Hiyeroglifler 101-Giriş


Bu yazı, hiyeroglifleri derinlemesine ele alacağım, hiyerogliflerin nasıl okuncağına dair bilgi vereceğim ve hiyeroglif çözümlemeleri yapacağım blog yazıları serisinin ilk yazısıdır. Bu seriyi, hiyerogliflerin zorluk derecesine göre başlangıç, orta ve ileri seviye olmak üzere üç seviyede ele almayı planlıyorum. Başlangıç seviyesinin ilk yazısı olması sebebiyle bu yazının başlığı Hiyeroglifler 101-Giriş oldu. Dolayısıyla orta seviye yazılarıma geldiğimizde başlık Hiyeroglifler 201, ileri seviyeye geldiğimizde ise Hiyeroglifler 301 isimlerini alacak. Bu yazımda hiyerogliflerin Eski Mısır hanedanlığı ve sonrasındaki hanedanlıklar dönemindeki yerini, önemini, unutuluşunu ve sonra tekrar nasıl keşfedilip ortaya çıkarıldığını asıl hiyeroglif okuma derslerine geçmeden önce bir giriş niteliğinde kısaca (beş sayfacık=)) ele almaya çalıştım. Meraklısına iyi okumalar.

Afro Asyatik dil ailesine mensup olan Eski Mısır dili denildiğinde akla ilk gelen hiyerogliflerdir. Öte yandan hiyerogliflerle ilgili yaygın bir yanlışı düzeltmek gerekir. O da hiyerogliflerin eski Mısırlıların konuşma dili olduğu yönündeki düşüncedir. Oysaki konuşma dili ve yazı dili birbirinden farklıdır. Nasıl ki Türkiye’de konuştuğumuz dil Türkçe iken yazı dilimiz Latin alfabesinden oluşuyorsa Eski Mısır’da da konuşma dili Eski Mısır diliyken yazı dillerinden biri hiyerogliflerdi. Dolayısıyla hiyeroglifler, Eski Mısır dilinin yazıldığı sistemin bir adı, bir alfabesidir.

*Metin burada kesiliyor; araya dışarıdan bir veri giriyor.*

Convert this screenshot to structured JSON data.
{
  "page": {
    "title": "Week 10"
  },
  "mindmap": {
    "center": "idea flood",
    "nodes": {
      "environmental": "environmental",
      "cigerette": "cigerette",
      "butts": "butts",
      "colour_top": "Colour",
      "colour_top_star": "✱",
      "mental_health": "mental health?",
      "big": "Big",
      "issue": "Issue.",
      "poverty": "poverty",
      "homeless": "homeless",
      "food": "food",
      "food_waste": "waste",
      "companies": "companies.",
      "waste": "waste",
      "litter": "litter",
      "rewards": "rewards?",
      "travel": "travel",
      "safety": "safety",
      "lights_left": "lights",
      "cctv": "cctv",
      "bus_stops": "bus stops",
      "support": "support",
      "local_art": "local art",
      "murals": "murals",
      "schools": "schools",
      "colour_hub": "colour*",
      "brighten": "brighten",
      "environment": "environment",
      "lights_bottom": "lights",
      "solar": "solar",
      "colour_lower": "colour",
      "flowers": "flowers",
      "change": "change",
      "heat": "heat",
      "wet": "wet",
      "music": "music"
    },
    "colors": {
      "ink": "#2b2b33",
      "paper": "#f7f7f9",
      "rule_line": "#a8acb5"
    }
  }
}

Konuşulan Eski Mısır dilindeki kelimelerin kulağa nasıl geldiğiyle ilgili sadece tahmin yürütebiliriz. Zira Eski Mısırlılar konuştukları dili yazıya dökerken sesli harfler kullanmamışlar, sadece sessiz harflerle yazmışlardır. Örneğin Eski Mısır’ın meşhur bir tanrısının ismi olup “her şeyin ardında olan, gizli olan, saklı olan, görünmeyen” gibi anlamlara gelen Amon, “mn” iki harfli hiyeroglifiyle yazılır (hiyerogliflerle ilgili teknik detaylar ve hiyerogliflerin nasıl okunduğu sonraki blog yazılarımın konusu olacağı için burada ilgili hiyeroglifi çözümleme ihtiyacı duymadım. Merak edenler gelecek blog yazılarımı bekleyebilirler=)).



Dolayısıyla Amon, aslında Amen, Amin, Amun diye de okunabilir. Zaten konuya yönelik kaynaklarda bu ismin farklı farklı yazıldığına (örn. Amon, Amen ya da Amun olarak) şahit olmuşsunuzdur.  Mısır bilimciler seslerden yoksun olan bu hiyeroglifleri okumakta kolaylık olması için genellikle iki sessiz harf arasına “e” sesli harfini ekleyerek okuma yapmayı tercih etmişler ve etmektedirler. Eski Mısır’da Amon’un ya da diğer kelimelerin nasıl telaffuz edildiğini hiçbir zaman bilemeyecek olsak da Eski Mısır dilinin kulağa nasıl geldiğiyle ilgili bir tahminimiz olabilir. Bunun için Eski Mısır dilinin mensubu olduğu Afro Asyatik dil ailesindeki diğer dillere başvurabiliriz. Örneğin bu dil ailesinden olan Berberi dili, Çad dili ya da Sami dillerinden Arapça ve İbranice gibi dillerin kulağa nasıl geldiğini günümüzde biliyoruz. Eski Mısır dili de büyük ihtimalle bu tür dillerin tınısına sahipti.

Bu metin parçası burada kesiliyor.